A precarização do trabalho formal faz parte do ciclo da crise econômica e já foi observado em outros momentos recentes da história. A disparada do desemprego causada pelo fechamento de empresas, comércios e da desaceleração da produção industrial é o primeiro sintoma da piora da situação econômica, e é por esta fase que o Brasil passa neste momento. Dados do Instituto de Geografia e Estat[istica (IBGE), divulgados na sexta-feira, 30, mostraram que a  taxa de desemprego no país chegou 14,4% no trimestre encerrado em fevereiro, ligeiramente abaixo do pico de 14,6% registrado em setembro do ano passado. O índice de subutilizados, ou seja, pessoas que trabalham menos do que gostariam, chegou a 29,2%, um contingente de 32,6 milhões de brasileiros. “Toda a recuperação de crise é natural que primeiro sejam criadas vagas informais e intermitentes [sem jornada regular]. Entre 2017 e 2018, foi assim, até que em 2019 estávamos ensaiando uma recuperação no mercado formal”, afirma Renan Pieri, economista e professor da Fundação Getulio Vargas (FGV). Essa transição do desemprego para o emprego de baixa qualidade é justificada pela falta de confiança dos responsáveis pela criação das vagas de trabalho — empresários, lojistas, industriais, entre outros — na retomada da economia. “Esse tipo de emprego gera menos riscos para o empregador. Ele não sabe se a demanda vai crescer, se vai precisar enfrentar um novo período de restrição para o funcionamento. Tudo isso faz com que a criação de emprego seja postergada até o que o cenário fique mais claro.”

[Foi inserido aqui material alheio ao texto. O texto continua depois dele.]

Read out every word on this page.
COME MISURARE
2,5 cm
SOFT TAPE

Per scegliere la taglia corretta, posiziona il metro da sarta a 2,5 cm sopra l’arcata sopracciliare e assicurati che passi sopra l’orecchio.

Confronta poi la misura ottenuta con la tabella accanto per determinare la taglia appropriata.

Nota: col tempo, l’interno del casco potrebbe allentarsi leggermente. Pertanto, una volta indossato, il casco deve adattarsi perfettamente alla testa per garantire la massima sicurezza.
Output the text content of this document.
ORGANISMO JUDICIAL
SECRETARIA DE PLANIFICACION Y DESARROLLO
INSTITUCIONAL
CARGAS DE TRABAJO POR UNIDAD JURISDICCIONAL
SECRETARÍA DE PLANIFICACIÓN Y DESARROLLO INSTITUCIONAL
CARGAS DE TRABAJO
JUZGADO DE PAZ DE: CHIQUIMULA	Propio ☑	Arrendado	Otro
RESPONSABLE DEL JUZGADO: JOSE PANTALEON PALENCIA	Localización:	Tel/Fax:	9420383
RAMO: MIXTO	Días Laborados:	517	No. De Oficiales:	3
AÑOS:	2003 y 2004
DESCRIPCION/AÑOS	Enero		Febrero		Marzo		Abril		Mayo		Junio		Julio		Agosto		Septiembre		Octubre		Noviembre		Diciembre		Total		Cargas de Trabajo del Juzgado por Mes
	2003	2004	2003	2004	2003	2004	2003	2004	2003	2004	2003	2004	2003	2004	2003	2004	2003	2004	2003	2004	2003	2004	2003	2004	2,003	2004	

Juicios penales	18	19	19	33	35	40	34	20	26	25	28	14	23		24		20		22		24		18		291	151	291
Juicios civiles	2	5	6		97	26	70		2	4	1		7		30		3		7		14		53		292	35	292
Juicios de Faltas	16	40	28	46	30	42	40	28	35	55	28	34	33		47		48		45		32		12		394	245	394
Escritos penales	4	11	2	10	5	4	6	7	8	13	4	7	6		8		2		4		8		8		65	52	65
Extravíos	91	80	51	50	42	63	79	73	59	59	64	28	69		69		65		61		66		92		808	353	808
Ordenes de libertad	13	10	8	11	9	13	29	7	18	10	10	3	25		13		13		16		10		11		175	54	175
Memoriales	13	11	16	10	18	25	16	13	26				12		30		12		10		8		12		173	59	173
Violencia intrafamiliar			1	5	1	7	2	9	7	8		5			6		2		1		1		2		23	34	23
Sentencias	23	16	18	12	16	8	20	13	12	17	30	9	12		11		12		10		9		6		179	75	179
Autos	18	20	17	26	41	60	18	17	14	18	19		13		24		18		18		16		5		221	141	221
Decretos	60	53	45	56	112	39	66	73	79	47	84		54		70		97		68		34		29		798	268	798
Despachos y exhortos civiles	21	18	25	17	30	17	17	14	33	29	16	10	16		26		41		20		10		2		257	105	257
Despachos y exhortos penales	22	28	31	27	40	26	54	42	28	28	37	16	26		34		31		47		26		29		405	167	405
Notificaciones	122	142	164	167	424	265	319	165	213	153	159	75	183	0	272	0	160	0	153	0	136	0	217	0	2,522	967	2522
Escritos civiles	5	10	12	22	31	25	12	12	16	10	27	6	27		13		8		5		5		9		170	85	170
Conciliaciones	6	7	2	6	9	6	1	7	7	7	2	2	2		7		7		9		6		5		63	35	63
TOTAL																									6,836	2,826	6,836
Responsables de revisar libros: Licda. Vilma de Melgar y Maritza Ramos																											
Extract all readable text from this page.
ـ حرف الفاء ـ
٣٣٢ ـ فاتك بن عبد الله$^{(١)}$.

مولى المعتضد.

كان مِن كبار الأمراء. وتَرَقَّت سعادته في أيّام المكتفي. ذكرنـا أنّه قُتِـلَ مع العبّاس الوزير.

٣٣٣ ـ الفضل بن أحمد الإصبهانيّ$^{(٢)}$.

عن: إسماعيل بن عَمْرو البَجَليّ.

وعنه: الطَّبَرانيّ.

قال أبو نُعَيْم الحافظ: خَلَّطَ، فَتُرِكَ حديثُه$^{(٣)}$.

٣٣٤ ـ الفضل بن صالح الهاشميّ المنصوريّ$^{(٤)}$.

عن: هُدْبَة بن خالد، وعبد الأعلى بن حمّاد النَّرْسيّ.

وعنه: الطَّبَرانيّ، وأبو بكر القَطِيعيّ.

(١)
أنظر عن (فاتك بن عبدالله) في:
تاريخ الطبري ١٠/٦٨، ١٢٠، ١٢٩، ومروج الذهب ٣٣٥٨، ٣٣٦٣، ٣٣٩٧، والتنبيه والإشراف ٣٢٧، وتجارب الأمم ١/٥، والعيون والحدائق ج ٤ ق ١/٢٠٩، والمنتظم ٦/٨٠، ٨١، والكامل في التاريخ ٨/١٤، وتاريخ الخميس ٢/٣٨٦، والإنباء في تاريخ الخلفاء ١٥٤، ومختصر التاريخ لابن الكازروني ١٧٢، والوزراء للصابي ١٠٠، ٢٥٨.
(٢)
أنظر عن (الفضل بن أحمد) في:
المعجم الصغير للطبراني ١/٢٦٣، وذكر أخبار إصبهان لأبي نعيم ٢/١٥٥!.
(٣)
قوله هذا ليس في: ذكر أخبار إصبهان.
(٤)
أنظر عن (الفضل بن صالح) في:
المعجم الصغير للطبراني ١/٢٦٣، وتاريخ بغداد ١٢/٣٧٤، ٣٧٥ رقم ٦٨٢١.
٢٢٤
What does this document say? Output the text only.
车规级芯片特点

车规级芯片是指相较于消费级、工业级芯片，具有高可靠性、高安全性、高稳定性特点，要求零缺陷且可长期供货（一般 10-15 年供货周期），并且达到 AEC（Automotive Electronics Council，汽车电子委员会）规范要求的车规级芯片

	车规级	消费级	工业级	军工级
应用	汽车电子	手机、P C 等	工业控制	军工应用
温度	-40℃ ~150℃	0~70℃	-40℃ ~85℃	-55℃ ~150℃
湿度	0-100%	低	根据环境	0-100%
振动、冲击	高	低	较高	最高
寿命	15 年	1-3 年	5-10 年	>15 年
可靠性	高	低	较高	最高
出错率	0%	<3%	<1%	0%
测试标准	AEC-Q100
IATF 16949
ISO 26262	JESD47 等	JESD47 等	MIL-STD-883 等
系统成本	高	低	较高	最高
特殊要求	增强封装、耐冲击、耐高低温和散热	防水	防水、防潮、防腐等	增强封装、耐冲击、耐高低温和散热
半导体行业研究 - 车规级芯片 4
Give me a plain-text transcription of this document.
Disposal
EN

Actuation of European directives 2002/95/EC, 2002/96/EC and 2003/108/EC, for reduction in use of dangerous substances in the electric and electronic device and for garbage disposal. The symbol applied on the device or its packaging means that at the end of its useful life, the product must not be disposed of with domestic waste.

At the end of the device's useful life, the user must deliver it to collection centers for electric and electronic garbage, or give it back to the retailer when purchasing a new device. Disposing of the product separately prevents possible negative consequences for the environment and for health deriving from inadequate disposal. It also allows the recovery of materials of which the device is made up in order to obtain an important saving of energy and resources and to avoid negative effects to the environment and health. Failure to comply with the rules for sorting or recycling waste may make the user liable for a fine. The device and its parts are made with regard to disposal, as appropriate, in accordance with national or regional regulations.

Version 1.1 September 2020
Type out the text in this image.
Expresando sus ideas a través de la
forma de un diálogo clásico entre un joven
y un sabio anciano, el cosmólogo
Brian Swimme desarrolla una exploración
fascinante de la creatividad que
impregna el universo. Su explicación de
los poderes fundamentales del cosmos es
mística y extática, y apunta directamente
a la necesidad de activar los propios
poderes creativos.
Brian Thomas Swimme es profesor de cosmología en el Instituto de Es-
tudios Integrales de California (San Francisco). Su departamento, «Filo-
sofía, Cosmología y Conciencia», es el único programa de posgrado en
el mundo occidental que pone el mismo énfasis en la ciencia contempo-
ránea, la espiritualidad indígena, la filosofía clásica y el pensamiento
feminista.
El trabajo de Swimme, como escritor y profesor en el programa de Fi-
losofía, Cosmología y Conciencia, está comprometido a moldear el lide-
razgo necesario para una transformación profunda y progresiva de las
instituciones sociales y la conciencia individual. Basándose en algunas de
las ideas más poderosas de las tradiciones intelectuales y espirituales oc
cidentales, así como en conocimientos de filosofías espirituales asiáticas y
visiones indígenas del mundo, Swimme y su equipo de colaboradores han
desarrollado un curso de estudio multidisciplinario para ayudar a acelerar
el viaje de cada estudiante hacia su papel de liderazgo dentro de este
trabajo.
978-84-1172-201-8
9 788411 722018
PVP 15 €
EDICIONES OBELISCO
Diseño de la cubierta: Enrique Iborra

Depois de um primeiro trimestre frustrado pela disparada recorde do caso de mortes e infecções pelo novo coronavírus e a letargia para a vacinação em massa, analistas do mercado jogaram as perspectivas de recuperação da economia para o segundo semestre. Dados do Produção de Boletim Focus, que reúne as expectativas de economistas e entidades, revisou timidamente para cima a projeção de alta do Produto Interno Bruno (PIB)em 2021 de 3,04% para 3,09%, o primeiro sinal positivo depois de uma sequência de cortes. Apesar da indicação de otimismo, ainda não é certo qual a velocidade do impacto dessa mudança no mercado de trabalho. Porém, é possível afirmar que não será algo imediato, e que até lá o país deve lidar com o aumento da “geração nem-nem”, como são chamados os jovens que estão fora do mercado de trabalho e do sistema de ensino. “Há um problema estrutural com muita gente desempregada e sem completar nem o ensino médio. Com o desemprego prolongado e baixa qualificação, o surgimento dessa ‘geração nem-nem’ será o principal efeito ao país”, afirma Pieri.